Muchos de estos conventos quedaron clausurados desde la independencia, pero algunas palmeras subsisten. Los ciudadanos y los dueños de los grandes fundos no plantan ni cultivan palmas, debido a que estas crecen muy despacio, necesitan de 60 a 70 años para comenzar a florecer, y la gente contemporánea no gusta trabajar para los demás, ni siquiera para sus propios descendientes, sino sólo para sí mismos. Todos los años talan centenares de esas seculares palmas en los mencionados bosques para extraerles la savia, de la que producen la excelente y saludable miel de palma, similar a nuestro sumo de arce, sólo que entre nosotros se respeta el árbol en tanto que aquí lo cortan, y sus renuevos o las palmeritas chicas que nacen del coco abandonado en la tierra, son consumidas por las reses, lo que permite temer que este espléndido y bello árbol se extinga con el tiempo.
Los monjes y frailes que conquistaban con la espada del evangelio las almas para el cielo, fueron también los primeros agrónomos del país; sembraban para la eternidad.
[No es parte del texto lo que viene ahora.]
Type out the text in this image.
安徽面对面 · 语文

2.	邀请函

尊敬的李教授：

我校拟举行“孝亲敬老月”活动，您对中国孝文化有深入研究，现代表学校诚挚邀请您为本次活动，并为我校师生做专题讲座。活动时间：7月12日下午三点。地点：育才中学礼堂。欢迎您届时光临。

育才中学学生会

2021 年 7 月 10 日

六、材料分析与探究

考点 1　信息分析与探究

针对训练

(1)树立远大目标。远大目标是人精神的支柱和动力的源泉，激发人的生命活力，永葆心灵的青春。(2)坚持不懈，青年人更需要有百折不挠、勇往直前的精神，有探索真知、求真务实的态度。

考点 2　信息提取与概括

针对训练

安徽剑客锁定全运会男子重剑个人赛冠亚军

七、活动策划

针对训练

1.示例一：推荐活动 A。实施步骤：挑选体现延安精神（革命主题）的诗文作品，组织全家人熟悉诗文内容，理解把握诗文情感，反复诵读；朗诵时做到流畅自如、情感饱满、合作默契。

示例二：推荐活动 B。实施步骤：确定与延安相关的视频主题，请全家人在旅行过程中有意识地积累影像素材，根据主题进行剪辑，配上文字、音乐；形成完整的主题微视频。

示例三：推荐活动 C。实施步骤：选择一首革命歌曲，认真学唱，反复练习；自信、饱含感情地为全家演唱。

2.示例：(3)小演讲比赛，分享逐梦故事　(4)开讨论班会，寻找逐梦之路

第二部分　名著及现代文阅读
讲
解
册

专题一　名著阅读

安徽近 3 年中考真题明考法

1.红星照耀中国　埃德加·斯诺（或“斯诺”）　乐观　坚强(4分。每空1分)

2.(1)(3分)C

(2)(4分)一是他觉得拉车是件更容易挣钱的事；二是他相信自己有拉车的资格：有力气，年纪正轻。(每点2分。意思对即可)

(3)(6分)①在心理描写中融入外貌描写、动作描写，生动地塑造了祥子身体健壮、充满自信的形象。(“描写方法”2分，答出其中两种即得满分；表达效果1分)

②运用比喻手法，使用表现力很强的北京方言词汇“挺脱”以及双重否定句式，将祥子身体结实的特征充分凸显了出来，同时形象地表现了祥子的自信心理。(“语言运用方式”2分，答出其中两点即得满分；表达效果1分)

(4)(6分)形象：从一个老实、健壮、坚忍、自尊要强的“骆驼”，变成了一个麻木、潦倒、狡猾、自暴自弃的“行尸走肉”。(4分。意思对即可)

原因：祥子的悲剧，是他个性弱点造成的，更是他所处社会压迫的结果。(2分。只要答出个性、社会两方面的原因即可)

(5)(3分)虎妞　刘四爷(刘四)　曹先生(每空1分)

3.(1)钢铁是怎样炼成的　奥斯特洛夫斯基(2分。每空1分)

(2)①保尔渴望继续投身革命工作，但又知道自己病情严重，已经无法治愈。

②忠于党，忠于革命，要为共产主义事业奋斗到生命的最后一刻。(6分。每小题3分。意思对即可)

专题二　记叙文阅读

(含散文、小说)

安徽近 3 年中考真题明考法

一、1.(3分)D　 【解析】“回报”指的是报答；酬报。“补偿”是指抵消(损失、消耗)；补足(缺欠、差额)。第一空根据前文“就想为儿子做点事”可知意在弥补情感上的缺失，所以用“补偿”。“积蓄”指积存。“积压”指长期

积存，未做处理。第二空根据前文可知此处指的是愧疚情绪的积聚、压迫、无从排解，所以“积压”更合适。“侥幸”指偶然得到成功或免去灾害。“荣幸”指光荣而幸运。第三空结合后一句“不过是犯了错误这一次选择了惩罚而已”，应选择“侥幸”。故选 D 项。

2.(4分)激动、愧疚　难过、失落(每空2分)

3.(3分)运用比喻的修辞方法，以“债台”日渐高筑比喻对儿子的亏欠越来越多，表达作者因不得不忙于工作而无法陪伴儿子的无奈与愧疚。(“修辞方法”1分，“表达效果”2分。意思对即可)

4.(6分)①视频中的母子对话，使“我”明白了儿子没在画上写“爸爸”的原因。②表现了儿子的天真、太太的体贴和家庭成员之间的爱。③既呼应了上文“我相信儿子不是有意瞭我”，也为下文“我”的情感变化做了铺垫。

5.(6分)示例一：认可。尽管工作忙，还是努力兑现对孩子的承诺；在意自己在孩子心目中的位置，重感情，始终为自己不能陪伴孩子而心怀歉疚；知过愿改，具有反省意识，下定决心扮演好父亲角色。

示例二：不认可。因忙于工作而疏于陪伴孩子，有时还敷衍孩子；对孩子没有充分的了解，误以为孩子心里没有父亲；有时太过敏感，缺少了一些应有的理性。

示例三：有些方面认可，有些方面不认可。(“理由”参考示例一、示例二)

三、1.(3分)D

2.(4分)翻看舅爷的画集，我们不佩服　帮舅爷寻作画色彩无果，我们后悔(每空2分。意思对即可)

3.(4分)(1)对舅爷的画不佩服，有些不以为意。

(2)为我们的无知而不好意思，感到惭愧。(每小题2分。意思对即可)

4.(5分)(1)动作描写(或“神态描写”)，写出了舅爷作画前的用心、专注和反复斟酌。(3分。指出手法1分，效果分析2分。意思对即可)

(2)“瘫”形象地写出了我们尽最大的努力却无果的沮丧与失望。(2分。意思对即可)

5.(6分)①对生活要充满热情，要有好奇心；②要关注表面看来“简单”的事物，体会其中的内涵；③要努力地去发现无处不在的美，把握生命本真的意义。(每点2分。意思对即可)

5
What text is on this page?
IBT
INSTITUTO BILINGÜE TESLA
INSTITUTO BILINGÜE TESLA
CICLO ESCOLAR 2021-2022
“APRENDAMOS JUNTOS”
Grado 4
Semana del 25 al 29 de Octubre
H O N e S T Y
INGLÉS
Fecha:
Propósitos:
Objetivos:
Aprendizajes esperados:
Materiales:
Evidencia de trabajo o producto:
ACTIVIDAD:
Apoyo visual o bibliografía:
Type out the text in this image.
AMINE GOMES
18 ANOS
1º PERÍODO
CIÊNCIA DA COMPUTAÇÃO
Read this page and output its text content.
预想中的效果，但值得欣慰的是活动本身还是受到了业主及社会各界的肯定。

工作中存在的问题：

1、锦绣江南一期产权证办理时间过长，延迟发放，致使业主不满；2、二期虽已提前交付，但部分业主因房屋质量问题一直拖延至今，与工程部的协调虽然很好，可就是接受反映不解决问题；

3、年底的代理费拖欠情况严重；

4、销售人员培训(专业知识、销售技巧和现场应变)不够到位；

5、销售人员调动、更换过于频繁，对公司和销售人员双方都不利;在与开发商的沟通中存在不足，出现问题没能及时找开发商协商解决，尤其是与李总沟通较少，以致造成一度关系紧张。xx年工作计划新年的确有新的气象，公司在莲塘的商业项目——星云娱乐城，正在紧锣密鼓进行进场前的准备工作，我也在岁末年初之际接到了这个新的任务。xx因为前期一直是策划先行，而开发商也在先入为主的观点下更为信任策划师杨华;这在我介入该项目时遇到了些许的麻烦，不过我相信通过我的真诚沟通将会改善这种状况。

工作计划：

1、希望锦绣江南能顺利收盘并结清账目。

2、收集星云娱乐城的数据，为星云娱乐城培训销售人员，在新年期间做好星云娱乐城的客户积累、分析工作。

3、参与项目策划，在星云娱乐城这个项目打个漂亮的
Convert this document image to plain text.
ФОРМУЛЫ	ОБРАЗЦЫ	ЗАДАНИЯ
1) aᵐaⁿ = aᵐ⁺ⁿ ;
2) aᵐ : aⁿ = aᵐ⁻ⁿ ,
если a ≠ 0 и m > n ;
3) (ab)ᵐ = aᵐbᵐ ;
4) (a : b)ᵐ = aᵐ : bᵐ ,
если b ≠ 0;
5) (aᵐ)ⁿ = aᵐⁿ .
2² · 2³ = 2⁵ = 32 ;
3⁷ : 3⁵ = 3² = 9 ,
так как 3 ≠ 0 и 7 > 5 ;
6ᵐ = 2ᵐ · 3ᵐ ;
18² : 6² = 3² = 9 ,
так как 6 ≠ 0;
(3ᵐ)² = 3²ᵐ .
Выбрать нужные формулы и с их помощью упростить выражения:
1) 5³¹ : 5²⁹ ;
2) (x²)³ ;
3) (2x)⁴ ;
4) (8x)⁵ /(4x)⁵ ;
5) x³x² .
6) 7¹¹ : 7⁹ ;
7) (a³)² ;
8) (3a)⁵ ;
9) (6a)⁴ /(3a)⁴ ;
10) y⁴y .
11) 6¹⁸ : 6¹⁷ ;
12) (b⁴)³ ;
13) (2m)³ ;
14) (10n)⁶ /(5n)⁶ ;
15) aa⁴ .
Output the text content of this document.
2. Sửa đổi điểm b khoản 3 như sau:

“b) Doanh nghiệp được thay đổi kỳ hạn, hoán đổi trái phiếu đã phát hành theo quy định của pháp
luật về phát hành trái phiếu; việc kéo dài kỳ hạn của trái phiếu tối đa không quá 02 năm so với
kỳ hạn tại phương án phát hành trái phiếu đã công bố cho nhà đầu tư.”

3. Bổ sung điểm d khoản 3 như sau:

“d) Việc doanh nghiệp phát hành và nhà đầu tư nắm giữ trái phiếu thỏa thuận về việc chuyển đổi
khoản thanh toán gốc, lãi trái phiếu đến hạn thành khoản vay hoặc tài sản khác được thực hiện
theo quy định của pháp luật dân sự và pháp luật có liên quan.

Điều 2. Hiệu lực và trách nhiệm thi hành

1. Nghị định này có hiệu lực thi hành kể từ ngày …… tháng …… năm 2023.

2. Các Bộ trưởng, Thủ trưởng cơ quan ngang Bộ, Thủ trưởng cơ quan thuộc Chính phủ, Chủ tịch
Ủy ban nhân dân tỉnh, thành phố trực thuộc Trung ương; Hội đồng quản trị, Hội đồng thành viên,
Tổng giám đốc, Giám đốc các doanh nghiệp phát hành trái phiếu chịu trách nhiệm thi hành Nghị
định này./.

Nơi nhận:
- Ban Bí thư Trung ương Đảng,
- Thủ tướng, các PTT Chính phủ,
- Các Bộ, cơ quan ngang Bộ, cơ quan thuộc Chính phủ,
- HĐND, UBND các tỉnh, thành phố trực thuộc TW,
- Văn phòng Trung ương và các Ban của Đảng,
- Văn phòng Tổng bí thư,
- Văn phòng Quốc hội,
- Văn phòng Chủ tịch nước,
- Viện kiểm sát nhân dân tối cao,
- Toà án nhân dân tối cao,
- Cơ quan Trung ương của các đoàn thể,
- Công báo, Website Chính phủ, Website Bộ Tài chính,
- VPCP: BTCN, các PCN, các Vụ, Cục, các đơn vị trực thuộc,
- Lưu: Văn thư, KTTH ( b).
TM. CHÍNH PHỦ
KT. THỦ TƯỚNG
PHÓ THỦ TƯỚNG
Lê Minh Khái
Para ellos, la edad de la palmera era breve. Cuando en los últimos años al intendente de Santiago se le ocurrió la idea de plantar cuatro palmeras en las esquinas de la Plaza Mayor en la capital del país, los rojos, los demagogos contemporáneos, se indignaban diciendo que estamos volviendo a la clerigalla, a los prejuicios medievales.
Desde esta Cuesta de las Palmas parten en dos direcciones opuestas dos anchos valles; el uno hacia Pupido [Pupío] y el otro hacia el sur, a Petorca”.
Domeyko, Ignacio , Mis Viajes (Memorias de un exiliado), Tomo I, pág. 477-479, Ediciones de la Universidad de Chile, Santiago, 1978. Traducción directa del polaco por Mariano Rawicz, de la edición definitiva en tres tomos publicada en 1962, por la Universidad de Cracovia.